In 1730s, he bought the village of Wożuczyn. There, he developed the local castle, and founded the construction of the Church of the Visitation of the Blessed Virgin Mary between 1742 and 1750.

According to most sources, Wilhelm Mier died on 13 February 1758. He was buried in the Church of the Visitation of the Blessed Virgin Mary in Wożuczyn.

== Private life ==
Wilhelm Mier was married to Katarzyna Barbara Geshaw, with whom he had three children; two sons and one daughter. They were: Józef Mier, Jan Mier, and Marianna Karłowska.

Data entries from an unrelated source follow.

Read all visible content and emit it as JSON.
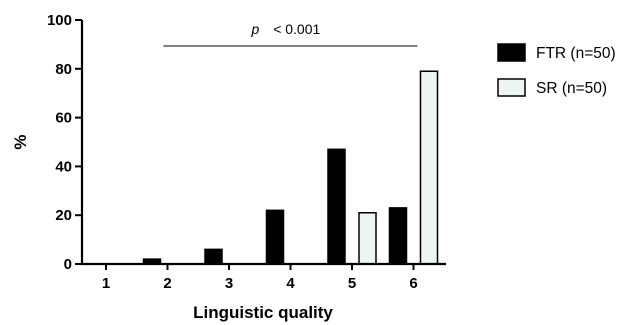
{
  "chart_data": {
    "type": "bar",
    "categories": [
      "1",
      "2",
      "3",
      "4",
      "5",
      "6"
    ],
    "series": [
      {
        "name": "FTR (n=50)",
        "color": "#000000",
        "values": [
          0,
          2,
          6,
          22,
          47,
          23
        ]
      },
      {
        "name": "SR (n=50)",
        "color": "#eef6f4",
        "values": [
          0,
          0,
          0,
          0,
          21,
          79
        ]
      }
    ],
    "xlabel": "Linguistic quality",
    "ylabel": "%",
    "ylim": [
      0,
      100
    ],
    "yticks": [
      "0",
      "20",
      "40",
      "60",
      "80",
      "100"
    ],
    "legend_position": "right",
    "annotation": {
      "p_symbol": "p",
      "text": "< 0.001",
      "from_category": "2",
      "to_category": "6"
    }
  }
}
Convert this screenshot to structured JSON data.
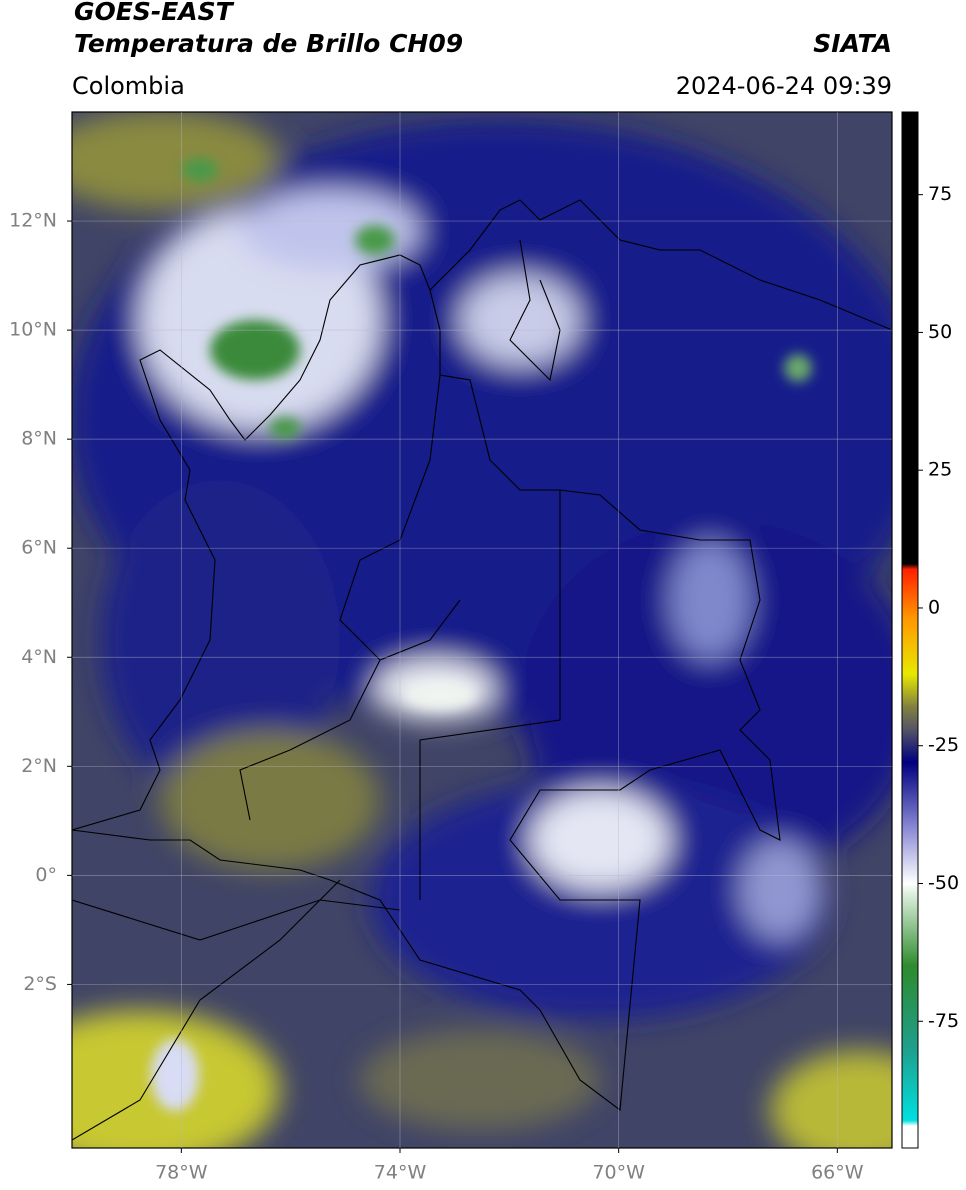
{
  "header": {
    "title": "GOES-EAST",
    "subtitle": "Temperatura de Brillo CH09",
    "source": "SIATA",
    "region": "Colombia",
    "datetime": "2024-06-24 09:39"
  },
  "map": {
    "xlim": [
      -80,
      -65
    ],
    "ylim": [
      -5,
      14
    ],
    "grid": true,
    "xticks": [
      {
        "value": -78,
        "label": "78°W"
      },
      {
        "value": -74,
        "label": "74°W"
      },
      {
        "value": -70,
        "label": "70°W"
      },
      {
        "value": -66,
        "label": "66°W"
      }
    ],
    "yticks": [
      {
        "value": 12,
        "label": "12°N"
      },
      {
        "value": 10,
        "label": "10°N"
      },
      {
        "value": 8,
        "label": "8°N"
      },
      {
        "value": 6,
        "label": "6°N"
      },
      {
        "value": 4,
        "label": "4°N"
      },
      {
        "value": 2,
        "label": "2°N"
      },
      {
        "value": 0,
        "label": "0°"
      },
      {
        "value": -2,
        "label": "2°S"
      }
    ]
  },
  "colorbar": {
    "lim": [
      -98,
      90
    ],
    "ticks": [
      75,
      50,
      25,
      0,
      -25,
      -50,
      -75
    ],
    "colors": [
      {
        "value": -98,
        "color": "#ffffff"
      },
      {
        "value": -94,
        "color": "#ffffff"
      },
      {
        "value": -93,
        "color": "#00e0e0"
      },
      {
        "value": -80,
        "color": "#1f9f8c"
      },
      {
        "value": -65,
        "color": "#2e8b2e"
      },
      {
        "value": -52,
        "color": "#dcefdc"
      },
      {
        "value": -50,
        "color": "#ffffff"
      },
      {
        "value": -40,
        "color": "#8a8ad6"
      },
      {
        "value": -28,
        "color": "#000080"
      },
      {
        "value": -22,
        "color": "#555566"
      },
      {
        "value": -18,
        "color": "#808040"
      },
      {
        "value": -12,
        "color": "#e8e800"
      },
      {
        "value": -2,
        "color": "#ff9900"
      },
      {
        "value": 7,
        "color": "#ff2000"
      },
      {
        "value": 8,
        "color": "#000000"
      },
      {
        "value": 90,
        "color": "#000000"
      }
    ]
  }
}
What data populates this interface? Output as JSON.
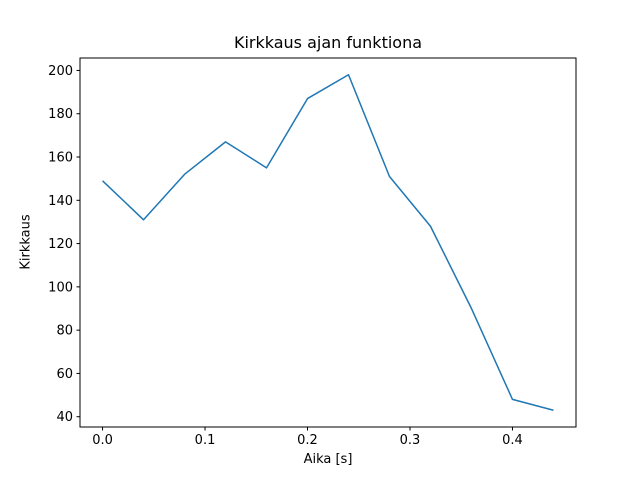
{
  "figure": {
    "background": "#ffffff"
  },
  "chart_data": {
    "type": "line",
    "title": "Kirkkaus ajan funktiona",
    "xlabel": "Aika [s]",
    "ylabel": "Kirkkaus",
    "x": [
      0.0,
      0.04,
      0.08,
      0.12,
      0.16,
      0.2,
      0.24,
      0.28,
      0.32,
      0.36,
      0.4,
      0.44
    ],
    "y": [
      149,
      131,
      152,
      167,
      155,
      187,
      198,
      151,
      128,
      90,
      48,
      43
    ],
    "line_color": "#1f77b4",
    "axis_color": "#000000",
    "xlim": [
      -0.022,
      0.462
    ],
    "ylim": [
      35.25,
      205.75
    ],
    "xticks": [
      0.0,
      0.1,
      0.2,
      0.3,
      0.4
    ],
    "xtick_labels": [
      "0.0",
      "0.1",
      "0.2",
      "0.3",
      "0.4"
    ],
    "yticks": [
      40,
      60,
      80,
      100,
      120,
      140,
      160,
      180,
      200
    ],
    "ytick_labels": [
      "40",
      "60",
      "80",
      "100",
      "120",
      "140",
      "160",
      "180",
      "200"
    ],
    "grid": false,
    "legend": null
  }
}
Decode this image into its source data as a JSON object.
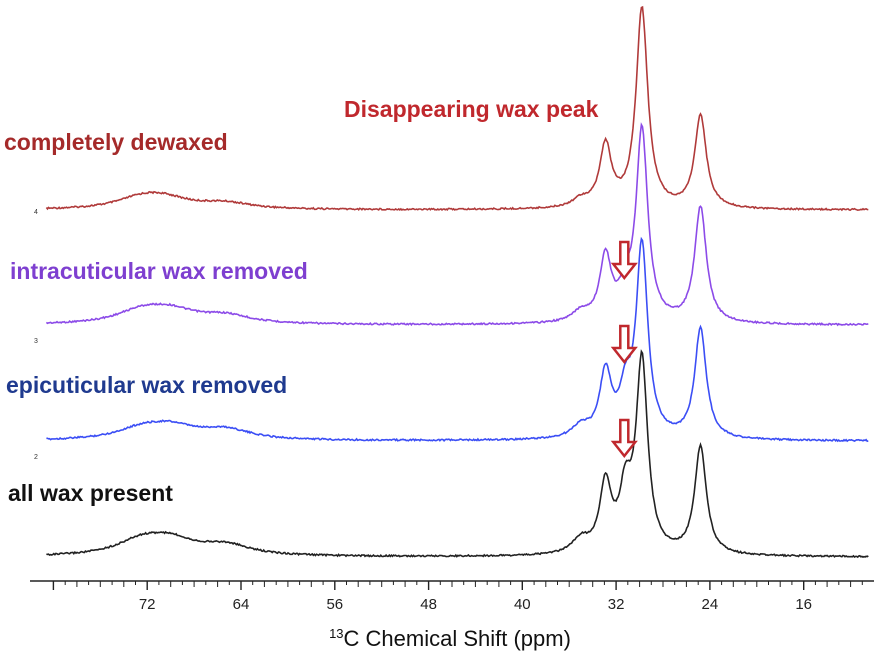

== Commemoration and legacy ==
The Crown Horse Guard Regiment, of which Wilhelm Mier was the commanding officer, was informally called the Mier Guard. The barracks in Wielopole (now part of Warsaw), in which the unit was stationed, because known as the Mier Barracks. The nearby town square also became known as the Mier Square. In 1903, particially in place of the barracks were opened two market hall, which were named the Mier Halls. Formerly in the area was also Mirowska Street (Polish: ulica Mirowska; lit. Mier Street), named after the barracks, and located between Jana Pawła II and Zimna Street. In the 1960s, in the area was also built the urban park named after the barracks, the Mier Park.

The neighbourhood in Warsaw, Poland, in which the Mier Barracks and the Mier Halls were located, was named Mirów after them and Wilhelm Mier.